City of Edinburgh

Muir House, Marine Drive, Granton
©2022 Gazetteer for Scotland

Muir House, Marine Drive, Granton

A seaport suburb of Edinburgh, Granton lies on the Firth of Forth, 2½ miles (4 km) to the north of the city centre. Its development as a seaport dates from 1836 when the building of a harbour was initiated by Walter, 5th Duke of Buccleuch (1806-84) on his Caroline Park property. Designed by the engineer Robert Stevenson, the harbour provided an important link with Fife and the north, the world's first train-ferry, the Leviathan, operating between Granton and Burntisland from 1850. Designed by Sir Thomas Bouch (1822-90), builder of the ill-fated Tay Rail Bridge, the complex series of ramps created to load and unload carriages had to accommodate the sizeable tidal range of the Firth of Forth. A coaling jetty was built in 1937 and car and passenger ferry services continued until the building of the Forth Road Bridge in 1964. The home of the Royal Forth Yacht Club, Granton was once the base for a large fishing fleet.

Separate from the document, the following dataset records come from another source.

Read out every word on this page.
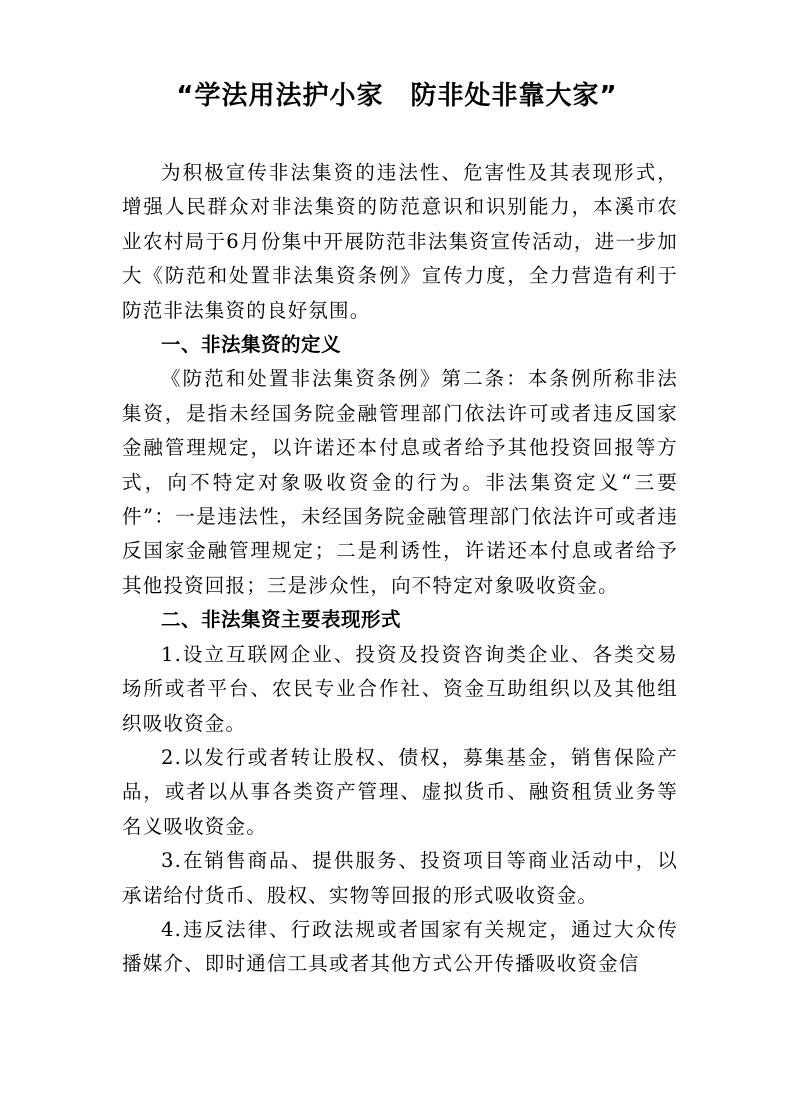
“学法用法护小家　防非处非靠大家”

为积极宣传非法集资的违法性、危害性及其表现形式，增强人民群众对非法集资的防范意识和识别能力，本溪市农业农村局于6月份集中开展防范非法集资宣传活动，进一步加大《防范和处置非法集资条例》宣传力度，全力营造有利于防范非法集资的良好氛围。

一、非法集资的定义

《防范和处置非法集资条例》第二条：本条例所称非法集资，是指未经国务院金融管理部门依法许可或者违反国家金融管理规定，以许诺还本付息或者给予其他投资回报等方式，向不特定对象吸收资金的行为。非法集资定义“三要件”：一是违法性，未经国务院金融管理部门依法许可或者违反国家金融管理规定；二是利诱性，许诺还本付息或者给予其他投资回报；三是涉众性，向不特定对象吸收资金。

二、非法集资主要表现形式

1.设立互联网企业、投资及投资咨询类企业、各类交易场所或者平台、农民专业合作社、资金互助组织以及其他组织吸收资金。

2.以发行或者转让股权、债权，募集基金，销售保险产品，或者以从事各类资产管理、虚拟货币、融资租赁业务等名义吸收资金。

3.在销售商品、提供服务、投资项目等商业活动中，以承诺给付货币、股权、实物等回报的形式吸收资金。

4.违反法律、行政法规或者国家有关规定，通过大众传播媒介、即时通信工具或者其他方式公开传播吸收资金信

The Granton Gas Works industrial complex dates from 1898 for the production of gas for domestic consumption, its massive gasometers being erected in 1902, 1933 and 1966. It now receives gas from the North Sea and much the site has been redeveloped The redundant gasometers were demolished in 2004. Bruce Peebles built industrial electrical equipment here from 1904 to 1999 and was an important manufacturing plant during World War II, so much so that King George VI visited twice. The National Museums Collection Centre is located here.

Granton Quarry produced sandstone to build the breakwaters around the harbour, but became the first home of the Scottish Marine Station, founded by Sir John Murray (1841 - 1914), which later moved to Millport and then Dunstaffnage.

A raised beach behind the harbour is represented by a steep slope running parallel to the shore of the Firth of Forth, which connecting Granton, Wardie, Trinity and Newhaven.